In the U.S. time is money, so if a small error is made at work, or a minor miscalculation, oftentimes, it’s easier and more cost-effective to move on without investigating what went wrong. If it’s inefficient to struggle through troubleshooting, or if it costs more money than the problem is worth, we typically brush it off.

The same philosophy does not apply in Japan, especially in business. In Japan, if you make a mistake, the mentality is to investigate and learn from the mistake, regardless of its magnitude. The time it takes to figure it out may cost more than the actual mistake itself, but the Japanese place a high value on reducing errors and inefficient processes.

For example, in a retail store, if there is one dollar missing in the cashier’s drawer, many retailers here would say, “Don’t make the same mistake,” and move on. Because it would cost the business more than that missing dollar to figure out what went wrong. This is assuming the mistake won’t likely be repeated. But in Japan, although the cost to figure out a 100 yen (or one dollar) shortfall in the drawer may cost the company way more than 100 yen to figure out, it’s important this mistake is analyzed, learned from, and the process improved.
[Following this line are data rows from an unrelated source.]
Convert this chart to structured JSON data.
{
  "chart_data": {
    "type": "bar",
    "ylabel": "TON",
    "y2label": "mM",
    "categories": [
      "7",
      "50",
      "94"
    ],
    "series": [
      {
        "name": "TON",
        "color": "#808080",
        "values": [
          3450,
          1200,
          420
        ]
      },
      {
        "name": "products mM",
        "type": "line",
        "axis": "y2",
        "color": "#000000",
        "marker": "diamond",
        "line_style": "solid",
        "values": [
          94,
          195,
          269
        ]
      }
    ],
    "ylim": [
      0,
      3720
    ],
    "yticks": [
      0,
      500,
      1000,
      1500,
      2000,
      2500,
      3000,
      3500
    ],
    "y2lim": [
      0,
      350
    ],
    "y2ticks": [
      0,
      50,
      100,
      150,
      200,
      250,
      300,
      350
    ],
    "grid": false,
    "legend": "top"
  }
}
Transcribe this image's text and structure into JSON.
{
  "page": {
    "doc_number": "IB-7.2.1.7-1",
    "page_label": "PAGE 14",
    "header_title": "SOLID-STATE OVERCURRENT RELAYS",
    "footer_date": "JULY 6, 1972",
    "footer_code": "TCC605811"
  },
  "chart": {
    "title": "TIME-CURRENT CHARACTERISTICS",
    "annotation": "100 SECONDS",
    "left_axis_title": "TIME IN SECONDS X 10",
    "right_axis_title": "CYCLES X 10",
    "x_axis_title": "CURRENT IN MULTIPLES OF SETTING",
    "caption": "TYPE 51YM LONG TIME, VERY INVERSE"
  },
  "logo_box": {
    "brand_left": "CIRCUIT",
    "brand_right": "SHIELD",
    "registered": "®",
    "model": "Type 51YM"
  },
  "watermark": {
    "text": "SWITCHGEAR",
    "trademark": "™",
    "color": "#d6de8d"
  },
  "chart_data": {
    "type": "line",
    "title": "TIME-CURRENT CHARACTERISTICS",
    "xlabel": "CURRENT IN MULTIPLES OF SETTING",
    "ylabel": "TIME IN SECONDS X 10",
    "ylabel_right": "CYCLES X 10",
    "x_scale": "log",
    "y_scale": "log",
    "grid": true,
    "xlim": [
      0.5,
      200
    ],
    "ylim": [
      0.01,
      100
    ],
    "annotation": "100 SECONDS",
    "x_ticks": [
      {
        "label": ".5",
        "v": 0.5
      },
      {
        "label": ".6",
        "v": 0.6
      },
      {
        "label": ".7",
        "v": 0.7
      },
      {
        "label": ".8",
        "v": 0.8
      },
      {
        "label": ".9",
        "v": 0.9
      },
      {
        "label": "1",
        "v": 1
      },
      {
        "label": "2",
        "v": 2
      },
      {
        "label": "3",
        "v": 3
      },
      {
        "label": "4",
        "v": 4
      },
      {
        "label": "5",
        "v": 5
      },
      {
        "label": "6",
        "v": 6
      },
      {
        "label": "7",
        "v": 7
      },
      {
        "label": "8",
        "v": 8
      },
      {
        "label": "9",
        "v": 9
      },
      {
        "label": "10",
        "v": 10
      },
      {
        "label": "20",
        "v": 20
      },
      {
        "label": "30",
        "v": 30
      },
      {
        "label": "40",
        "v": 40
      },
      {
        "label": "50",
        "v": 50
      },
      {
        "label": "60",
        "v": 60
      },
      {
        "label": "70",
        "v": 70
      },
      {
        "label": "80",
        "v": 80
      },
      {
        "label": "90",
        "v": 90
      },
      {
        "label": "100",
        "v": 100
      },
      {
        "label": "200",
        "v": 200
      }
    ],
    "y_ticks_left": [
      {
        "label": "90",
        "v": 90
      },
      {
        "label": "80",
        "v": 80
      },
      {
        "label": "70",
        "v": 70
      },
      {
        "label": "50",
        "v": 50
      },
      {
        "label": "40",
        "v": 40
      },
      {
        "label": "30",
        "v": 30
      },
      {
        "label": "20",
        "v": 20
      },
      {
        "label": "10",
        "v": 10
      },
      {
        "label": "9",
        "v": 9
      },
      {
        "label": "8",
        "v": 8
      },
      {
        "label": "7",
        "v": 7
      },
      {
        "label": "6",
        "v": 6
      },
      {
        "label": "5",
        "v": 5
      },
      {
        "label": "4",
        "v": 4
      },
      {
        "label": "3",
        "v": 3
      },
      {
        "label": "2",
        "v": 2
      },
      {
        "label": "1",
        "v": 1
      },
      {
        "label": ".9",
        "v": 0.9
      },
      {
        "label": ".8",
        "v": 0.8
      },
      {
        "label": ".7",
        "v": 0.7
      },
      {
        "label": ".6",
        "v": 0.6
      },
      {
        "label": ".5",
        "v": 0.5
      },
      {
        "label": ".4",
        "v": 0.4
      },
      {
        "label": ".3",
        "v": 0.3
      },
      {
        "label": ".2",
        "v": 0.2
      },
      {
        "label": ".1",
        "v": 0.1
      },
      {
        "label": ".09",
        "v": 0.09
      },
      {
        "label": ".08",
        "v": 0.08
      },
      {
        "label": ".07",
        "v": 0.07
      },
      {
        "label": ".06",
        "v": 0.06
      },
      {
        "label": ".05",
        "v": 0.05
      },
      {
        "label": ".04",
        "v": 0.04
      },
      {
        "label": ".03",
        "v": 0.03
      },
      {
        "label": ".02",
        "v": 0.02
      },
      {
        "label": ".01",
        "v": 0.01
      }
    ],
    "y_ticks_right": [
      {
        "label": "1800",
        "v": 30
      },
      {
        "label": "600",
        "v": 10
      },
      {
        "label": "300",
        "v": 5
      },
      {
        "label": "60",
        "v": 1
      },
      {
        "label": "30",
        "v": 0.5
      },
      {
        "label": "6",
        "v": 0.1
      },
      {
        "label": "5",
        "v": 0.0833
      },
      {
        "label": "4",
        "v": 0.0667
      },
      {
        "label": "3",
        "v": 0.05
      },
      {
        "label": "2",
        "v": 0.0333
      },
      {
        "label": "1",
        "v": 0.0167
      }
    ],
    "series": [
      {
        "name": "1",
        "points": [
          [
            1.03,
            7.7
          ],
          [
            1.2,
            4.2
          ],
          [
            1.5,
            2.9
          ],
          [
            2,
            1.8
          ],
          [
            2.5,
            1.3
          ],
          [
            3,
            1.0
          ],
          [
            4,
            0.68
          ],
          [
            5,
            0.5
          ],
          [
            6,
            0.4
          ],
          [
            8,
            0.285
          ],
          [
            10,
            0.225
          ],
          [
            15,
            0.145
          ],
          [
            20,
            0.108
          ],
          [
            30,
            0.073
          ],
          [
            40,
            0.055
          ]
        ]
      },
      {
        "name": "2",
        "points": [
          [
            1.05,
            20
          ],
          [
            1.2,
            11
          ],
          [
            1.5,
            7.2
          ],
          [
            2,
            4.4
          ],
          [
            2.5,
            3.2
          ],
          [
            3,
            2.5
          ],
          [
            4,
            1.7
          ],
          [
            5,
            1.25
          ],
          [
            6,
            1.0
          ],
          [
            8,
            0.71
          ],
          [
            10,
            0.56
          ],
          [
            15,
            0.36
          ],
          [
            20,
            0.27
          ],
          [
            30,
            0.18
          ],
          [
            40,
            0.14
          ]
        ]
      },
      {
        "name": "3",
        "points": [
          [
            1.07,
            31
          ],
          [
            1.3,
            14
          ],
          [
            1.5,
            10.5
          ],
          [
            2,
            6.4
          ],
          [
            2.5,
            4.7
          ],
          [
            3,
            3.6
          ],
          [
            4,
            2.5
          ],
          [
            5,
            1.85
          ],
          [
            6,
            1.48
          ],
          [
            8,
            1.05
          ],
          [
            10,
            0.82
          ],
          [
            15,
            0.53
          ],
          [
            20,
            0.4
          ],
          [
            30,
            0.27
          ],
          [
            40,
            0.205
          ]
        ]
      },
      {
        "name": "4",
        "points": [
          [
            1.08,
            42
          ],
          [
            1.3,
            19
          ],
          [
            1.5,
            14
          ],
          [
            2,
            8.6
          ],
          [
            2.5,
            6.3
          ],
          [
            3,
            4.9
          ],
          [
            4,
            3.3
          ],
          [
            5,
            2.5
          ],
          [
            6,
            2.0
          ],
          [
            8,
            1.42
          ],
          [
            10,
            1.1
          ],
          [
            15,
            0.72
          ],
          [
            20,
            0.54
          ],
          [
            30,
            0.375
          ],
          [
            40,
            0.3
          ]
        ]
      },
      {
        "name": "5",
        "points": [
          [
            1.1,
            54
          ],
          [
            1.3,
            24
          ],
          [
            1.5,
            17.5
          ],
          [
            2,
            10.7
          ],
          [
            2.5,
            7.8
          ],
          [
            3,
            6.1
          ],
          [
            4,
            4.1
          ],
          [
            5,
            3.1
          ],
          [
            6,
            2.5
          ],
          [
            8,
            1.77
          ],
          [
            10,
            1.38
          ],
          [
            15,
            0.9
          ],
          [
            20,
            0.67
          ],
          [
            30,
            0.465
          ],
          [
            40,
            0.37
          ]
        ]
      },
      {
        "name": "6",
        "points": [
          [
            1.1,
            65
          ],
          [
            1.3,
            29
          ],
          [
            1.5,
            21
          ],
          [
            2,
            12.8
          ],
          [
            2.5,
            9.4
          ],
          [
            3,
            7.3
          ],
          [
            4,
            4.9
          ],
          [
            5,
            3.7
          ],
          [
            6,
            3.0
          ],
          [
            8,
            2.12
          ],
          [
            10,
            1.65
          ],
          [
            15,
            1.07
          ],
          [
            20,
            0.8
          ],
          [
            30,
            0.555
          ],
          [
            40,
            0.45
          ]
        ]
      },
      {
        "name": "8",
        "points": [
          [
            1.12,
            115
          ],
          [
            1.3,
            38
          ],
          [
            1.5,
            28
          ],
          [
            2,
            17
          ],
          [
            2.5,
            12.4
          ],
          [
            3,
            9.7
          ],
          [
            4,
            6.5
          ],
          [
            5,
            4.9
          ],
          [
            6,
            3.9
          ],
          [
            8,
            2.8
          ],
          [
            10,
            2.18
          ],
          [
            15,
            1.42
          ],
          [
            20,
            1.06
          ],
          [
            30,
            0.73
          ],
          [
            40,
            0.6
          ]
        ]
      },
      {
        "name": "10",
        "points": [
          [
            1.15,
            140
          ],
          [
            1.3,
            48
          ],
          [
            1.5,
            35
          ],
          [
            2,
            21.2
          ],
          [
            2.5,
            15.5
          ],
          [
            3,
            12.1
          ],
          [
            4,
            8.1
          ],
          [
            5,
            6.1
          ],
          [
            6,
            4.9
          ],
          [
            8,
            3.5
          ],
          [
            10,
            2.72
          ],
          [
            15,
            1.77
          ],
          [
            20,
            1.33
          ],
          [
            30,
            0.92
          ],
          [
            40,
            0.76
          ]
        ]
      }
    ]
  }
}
An improved process eliminates what the Japanese call “muda,” meaning “uselessness, futility, wastefulness,” and many companies, including Toyota’s well-known Total Production System (TPS), have adapted to a management system that eliminates such muda. The idea is for a streamlined process that eliminates any obstacles getting in the way of progress.

In the end, how you view muda is based on your own business values and processes. When working with international business partners, however, it’s best to keep an open mind. After all, my way of doing things is not the only way, and your way will probably be very different. But if we can respect each other’s unique process, observe and learn from each other, we’ll be a lot better off in our business relationships.